Obesity is one of the main risk factors for stress urinary incontinence (SUI) and has also been associated with worse surgical outcomes. However, the literature is heterogeneous and inconclusive. The goal of this study was to perform a systematic review and meta-analysis to evaluate cure rates and perioperative complications in obese women.
A literature search of OVID, MEDNAR, Embase, Scopus, Web of Science, PubMed, and CENTRAL databases was conducted. Randomized controlled trials comparing cure rates and failure of treatment in normal and obese patients, who underwent mid-urethral sling surgery, were identified. A systematic review of subjective and objective cure rates, and complications was performed. Meta-analyses of dichotomous data under the random-effects model were applied using Review Manager 5.3. Nonrandomized comparative studies and gray literature were excluded.

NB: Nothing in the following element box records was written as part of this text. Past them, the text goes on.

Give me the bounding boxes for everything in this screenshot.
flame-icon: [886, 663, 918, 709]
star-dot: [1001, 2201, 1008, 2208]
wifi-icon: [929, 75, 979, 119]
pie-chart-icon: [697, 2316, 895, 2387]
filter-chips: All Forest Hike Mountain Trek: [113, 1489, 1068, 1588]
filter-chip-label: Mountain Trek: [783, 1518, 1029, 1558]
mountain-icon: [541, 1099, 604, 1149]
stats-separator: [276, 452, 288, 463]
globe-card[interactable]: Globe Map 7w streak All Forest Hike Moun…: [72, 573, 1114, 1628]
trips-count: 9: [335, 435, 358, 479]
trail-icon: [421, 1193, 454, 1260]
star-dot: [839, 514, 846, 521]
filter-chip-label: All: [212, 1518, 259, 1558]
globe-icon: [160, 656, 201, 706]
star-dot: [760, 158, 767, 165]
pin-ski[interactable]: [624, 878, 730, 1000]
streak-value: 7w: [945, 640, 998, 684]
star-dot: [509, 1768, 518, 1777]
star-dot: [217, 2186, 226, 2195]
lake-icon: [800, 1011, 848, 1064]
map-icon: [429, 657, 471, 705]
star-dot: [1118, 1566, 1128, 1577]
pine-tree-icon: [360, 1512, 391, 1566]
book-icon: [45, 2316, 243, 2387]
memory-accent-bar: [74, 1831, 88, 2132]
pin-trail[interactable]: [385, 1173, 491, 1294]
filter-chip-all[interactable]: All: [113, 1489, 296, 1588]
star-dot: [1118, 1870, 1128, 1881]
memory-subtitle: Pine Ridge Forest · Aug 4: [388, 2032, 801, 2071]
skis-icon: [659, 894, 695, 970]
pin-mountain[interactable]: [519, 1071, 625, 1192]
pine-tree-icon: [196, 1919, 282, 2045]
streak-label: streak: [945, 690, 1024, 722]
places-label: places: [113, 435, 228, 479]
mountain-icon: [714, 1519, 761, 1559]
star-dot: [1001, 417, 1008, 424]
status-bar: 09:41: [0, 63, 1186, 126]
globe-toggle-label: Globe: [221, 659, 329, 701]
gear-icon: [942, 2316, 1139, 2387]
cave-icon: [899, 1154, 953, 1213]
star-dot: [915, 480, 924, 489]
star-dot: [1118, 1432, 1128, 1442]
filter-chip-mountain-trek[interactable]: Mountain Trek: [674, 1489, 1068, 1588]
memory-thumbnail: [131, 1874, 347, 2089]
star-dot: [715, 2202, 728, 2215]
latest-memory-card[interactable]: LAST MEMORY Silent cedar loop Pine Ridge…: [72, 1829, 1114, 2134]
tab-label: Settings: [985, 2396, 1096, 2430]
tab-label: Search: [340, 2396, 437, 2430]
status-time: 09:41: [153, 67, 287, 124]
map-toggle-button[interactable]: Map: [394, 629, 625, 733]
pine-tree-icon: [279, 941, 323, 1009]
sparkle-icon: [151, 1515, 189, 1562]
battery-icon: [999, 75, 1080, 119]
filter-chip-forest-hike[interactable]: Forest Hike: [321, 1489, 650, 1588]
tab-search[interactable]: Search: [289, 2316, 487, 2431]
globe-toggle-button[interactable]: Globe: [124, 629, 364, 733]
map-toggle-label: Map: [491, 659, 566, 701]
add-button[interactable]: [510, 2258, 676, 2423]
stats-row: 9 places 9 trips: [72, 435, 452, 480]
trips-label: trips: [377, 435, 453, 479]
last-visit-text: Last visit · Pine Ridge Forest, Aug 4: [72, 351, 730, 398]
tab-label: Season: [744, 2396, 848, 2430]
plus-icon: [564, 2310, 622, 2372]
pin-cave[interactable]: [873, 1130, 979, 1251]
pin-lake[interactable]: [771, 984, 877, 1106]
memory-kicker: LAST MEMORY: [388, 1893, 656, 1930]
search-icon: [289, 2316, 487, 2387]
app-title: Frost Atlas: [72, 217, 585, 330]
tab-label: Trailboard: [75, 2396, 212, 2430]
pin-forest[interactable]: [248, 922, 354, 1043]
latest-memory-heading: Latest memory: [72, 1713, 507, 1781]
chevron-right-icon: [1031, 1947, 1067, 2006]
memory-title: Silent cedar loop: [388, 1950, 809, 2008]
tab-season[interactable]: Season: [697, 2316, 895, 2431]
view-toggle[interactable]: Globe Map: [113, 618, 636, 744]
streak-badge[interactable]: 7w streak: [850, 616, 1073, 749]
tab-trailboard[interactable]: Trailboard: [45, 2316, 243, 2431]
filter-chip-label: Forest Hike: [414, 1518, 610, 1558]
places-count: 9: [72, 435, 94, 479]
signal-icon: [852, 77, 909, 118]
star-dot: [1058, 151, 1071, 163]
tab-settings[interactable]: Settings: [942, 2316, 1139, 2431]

A total of 219 studies were identified. Four randomized controlled trials were included for evaluation. The risk of bias evaluation was performed according to the Cochrane Handbook for Systematic Reviews of Interventions. One study was excluded due to missing data on the outcomes. Patients were stratified according to their body mass index as obese (>30 kg/m ) and nonobese (<30 kg/m ). Complications could not be meta-analyzed. The meta-analysis of subjective (risk ratio [RR] = 1.69 [95% confidence interval [CI]: 1.32-2.16]) and objective (RR = 1.62 [95% CI: 1.26-2.07]) cure rates disfavored obese women.
This meta-analysis shows that obesity is a risk factor for the nonsuccessful treatment of SUI with tension-free mid-urethral sling. Differences in regards to the surgical approach and its association with obesity could not be established with the current evidence.